Try to imagine this. The area is a floodplain about one-tenth of a mile wide (from the river to the slope up to the canal towpath) by at least six-tenths of a mile long, and the whole thing is predominately one species.

This is why we hate invasives. Not because they’re alien per se, but because they can overcome everything. Imagine what this might have look liked a few decades ago: a carpet of Virginia Bluebells giving way up-slope to trout lilies, Dutchman’s breeches, spring beauties, and cut-leaved toothwort.

It makes me a little sick.

5 thoughts on “This is Why We Hate Invasives

  1. Is that area National Park Service land? I’d love to help remove that stuff, try to restore that area. Obviously it would be a huge undertaking, but not impossible with organized effort. There’s a patch of it on Billy Goat B I’d love to get rid of, too.
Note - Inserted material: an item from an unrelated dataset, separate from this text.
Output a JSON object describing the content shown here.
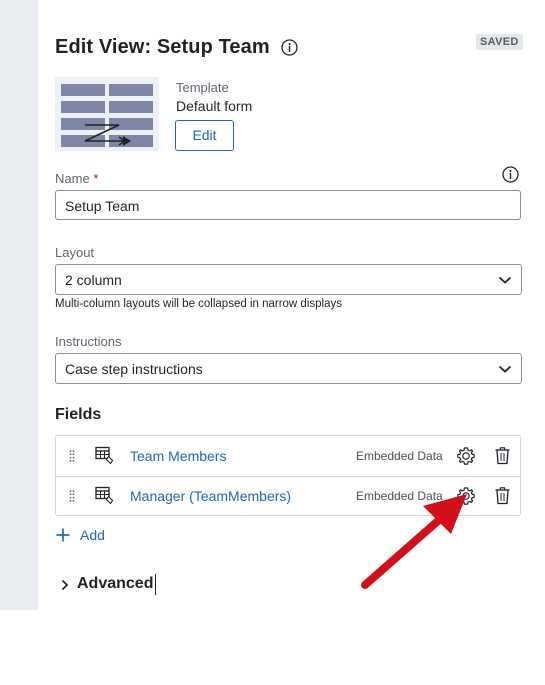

My first wildflower year, I spent an hour or more taking pictures of the pretty yellow flowers. Now what I see are dangerous, choking mats.

    • Yes, it’s part of C&O Canal NHP. Someone on the Maryland Native Plant Society facebook page said that they’re doing a good job of controlling it in Rock Creek Park. It’s notoriously difficult to remove effectively without destroying the spring ephemerals.

      • Yes, concern about killing the nice stuff is why I don’t just start tearing it out myself (like I do with garlic mustard, which is easy to remove). It seems like attempts to remove it couldn’t possibly do more harm than the plant itself is already doing. But I guess that’s for experts to decide. If you hear of a call for volunteers, I’m in.